(Adnkronos) –
Le donne vivono più a lungo degli uomini. E questo gap nell’aspettativa di vita non è prerogativa del genere umano. Questa tendenza a una maggiore longevità la si osserva nelle quote rosa di una vasta gamma di animali. Gli scienziati si sono chiesti perché e una teoria formulata dai biologi è che la discrepanza nella lunghezza della vita femminile e maschile possa essere in qualche modo, almeno in parte, collegata alla riproduzione. Ma come? Per scoprirlo un team di ricercatori dell’università di Osaka ha deciso di mettere sotto la lente l’invecchiamento del killifish turchese, un pesciolino d’acqua dolce noto per una caratteristica: la sua è un’esistenza ‘lampo’, fra le più brevi che si registrano nei vertebrati. Si parla di “pochi mesi di vita”, spiegano gli autori del lavoro pubblicato su ‘Science Advances’, mentre la maturazione sessuale in genere avviene in appena “un mese”. E, come negli esseri umani, anche nella comunità di questi pesci le femmine vivono più a lungo dei maschi.
Studiando il ‘Nothobranchius furzeri’ – questo il nome scientifico del killi turchese – i ricercatori giapponesi hanno scoperto per la prima volta che le cellule germinali, cioè le cellule che si sviluppano in ovuli nelle femmine e in spermatozoi nei maschi, determinano differenze nella durata della vita – dipendenti dal sesso – negli animali vertebrati.
Quando infatti il team ha rimosso le cellule germinali dai pesciolini ‘arruolati’ nella ricerca ha osservato che sia i maschi che le femmine avevano una durata di vita simile. “I killifish maschi vivevano più a lungo del solito e la durata della vita delle femmine si accorciava”, spiega l’autore principale Kota Abe. “Volevamo capire come le cellule germinali potessero influenzare” gli esemplari di entrambi i sessi “in modo così diverso”, praticamente opposto. “Il nostro passo successivo è stato quello di indagare sui fattori responsabili”.
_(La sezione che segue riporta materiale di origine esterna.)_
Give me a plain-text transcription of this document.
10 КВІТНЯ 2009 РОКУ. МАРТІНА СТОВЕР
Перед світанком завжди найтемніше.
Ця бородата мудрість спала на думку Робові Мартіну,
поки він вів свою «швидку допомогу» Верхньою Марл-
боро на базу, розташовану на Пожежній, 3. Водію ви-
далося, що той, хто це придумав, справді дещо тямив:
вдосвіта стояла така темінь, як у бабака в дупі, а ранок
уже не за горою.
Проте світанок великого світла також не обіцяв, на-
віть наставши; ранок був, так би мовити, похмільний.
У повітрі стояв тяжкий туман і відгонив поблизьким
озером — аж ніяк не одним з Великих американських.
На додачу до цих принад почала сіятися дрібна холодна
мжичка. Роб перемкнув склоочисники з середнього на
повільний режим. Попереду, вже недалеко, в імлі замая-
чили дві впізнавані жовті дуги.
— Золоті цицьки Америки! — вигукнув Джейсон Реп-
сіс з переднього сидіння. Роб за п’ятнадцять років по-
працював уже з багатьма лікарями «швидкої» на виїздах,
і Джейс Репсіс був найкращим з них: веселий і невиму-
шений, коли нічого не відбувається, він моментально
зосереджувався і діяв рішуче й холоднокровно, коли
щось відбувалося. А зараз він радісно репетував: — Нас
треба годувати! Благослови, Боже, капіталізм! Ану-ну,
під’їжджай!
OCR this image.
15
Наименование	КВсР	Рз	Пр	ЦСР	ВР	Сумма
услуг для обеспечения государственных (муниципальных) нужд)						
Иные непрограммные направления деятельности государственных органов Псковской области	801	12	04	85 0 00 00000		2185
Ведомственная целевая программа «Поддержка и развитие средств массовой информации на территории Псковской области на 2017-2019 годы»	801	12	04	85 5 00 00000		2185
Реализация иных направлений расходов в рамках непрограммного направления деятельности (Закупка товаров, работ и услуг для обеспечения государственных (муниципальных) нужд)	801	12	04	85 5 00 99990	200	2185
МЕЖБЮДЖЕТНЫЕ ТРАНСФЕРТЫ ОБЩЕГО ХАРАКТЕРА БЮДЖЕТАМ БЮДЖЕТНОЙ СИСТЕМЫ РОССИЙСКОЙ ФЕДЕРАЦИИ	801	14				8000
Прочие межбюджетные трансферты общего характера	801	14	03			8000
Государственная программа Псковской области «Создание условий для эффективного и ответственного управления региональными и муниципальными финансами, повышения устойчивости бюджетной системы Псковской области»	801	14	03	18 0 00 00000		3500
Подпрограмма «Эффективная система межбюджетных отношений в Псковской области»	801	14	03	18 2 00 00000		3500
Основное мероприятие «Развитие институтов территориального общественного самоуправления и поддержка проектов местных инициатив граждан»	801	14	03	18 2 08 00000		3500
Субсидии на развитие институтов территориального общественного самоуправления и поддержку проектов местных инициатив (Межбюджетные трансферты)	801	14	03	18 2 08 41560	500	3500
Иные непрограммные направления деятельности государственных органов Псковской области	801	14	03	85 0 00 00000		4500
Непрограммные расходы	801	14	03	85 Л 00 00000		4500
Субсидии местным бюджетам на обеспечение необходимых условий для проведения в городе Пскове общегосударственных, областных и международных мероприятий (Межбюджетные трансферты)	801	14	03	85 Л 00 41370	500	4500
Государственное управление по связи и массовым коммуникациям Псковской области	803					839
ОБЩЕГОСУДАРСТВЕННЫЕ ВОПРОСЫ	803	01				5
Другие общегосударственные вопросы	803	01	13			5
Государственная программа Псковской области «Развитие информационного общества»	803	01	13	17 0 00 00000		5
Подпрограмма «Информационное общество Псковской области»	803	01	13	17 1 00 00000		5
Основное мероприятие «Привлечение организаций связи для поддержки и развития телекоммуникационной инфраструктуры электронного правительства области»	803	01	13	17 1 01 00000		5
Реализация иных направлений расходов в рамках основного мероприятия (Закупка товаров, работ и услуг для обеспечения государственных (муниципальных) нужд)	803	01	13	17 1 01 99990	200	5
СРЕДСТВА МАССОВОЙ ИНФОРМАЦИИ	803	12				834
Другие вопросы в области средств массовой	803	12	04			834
Gli studiosi hanno scoperto che la segnalazione ormonale era molto diversa nelle femmine rispetto ai maschi. Le femmine di killifish senza cellule germinali avevano una segnalazione significativamente inferiore di estrogeni, il che può ridurre la durata della vita aumentando il rischio di malattie cardiovascolari. Le femmine avevano anche una segnalazione significativamente maggiore del fattore di crescita insulino-simile 1. Questo ha fatto sì che le pescioline diventassero più grandi, sopprimendo allo stesso tempo i segnali all’interno del corpo importanti per mantenere la salute e rallentare l’invecchiamento. Al contrario, i killifish maschi senza cellule germinali avevano migliorato la salute dei muscoli, della pelle e della struttura ossea. È interessante notare, dicono gli esperti, che questi pesci avevano quantità maggiori di una sostanza che attiva la vitamina D, oltre a prove di segnali di vitamina D nei muscoli e nella pelle.
Anche la vitamina D può essere considerata un ormone, osservano gli autori dell’ateneo nipponico. Mentre è ben noto il suo ruolo nel mantenere le ossa forti e sane, questa sembra avere anche effetti positivi più ampi su tutto l’organismo. I risultati del team giapponese hanno dunque evidenziato la possibilità che la vitamina D migliorasse la longevità. E seguendo questo ragionamento gli esperti hanno deciso di verificare se un integratore di vitamina D avrebbe potuto aumentare la durata della vita dei pesci.
“Quando abbiamo somministrato la vitamina D attiva, abbiamo scoperto che la durata della vita sia dei maschi che delle femmine” killi “era significativamente prolungata, suggerendo che la segnalazione della vitamina D fornisce benefici per la salute in tutto il corpo”, spiega l’autore senior Tohru Ishitani. “Il nostro lavoro suggerisce che la segnalazione della vitamina D potrebbe influenzare la longevità di altri vertebrati, compresi gli esseri umani”.
La scoperta che le cellule germinali influenzano la longevità maschile e femminile in modi opposti è un indizio importante per svelare le misteriose interazioni tra riproduzione, invecchiamento e durata della vita. Non è chiaro esattamente come la vitamina D si inserisca in questo puzzle, ma potrebbe far parte di strategie future per prolungare la durata della vita sana, concludono gli esperti.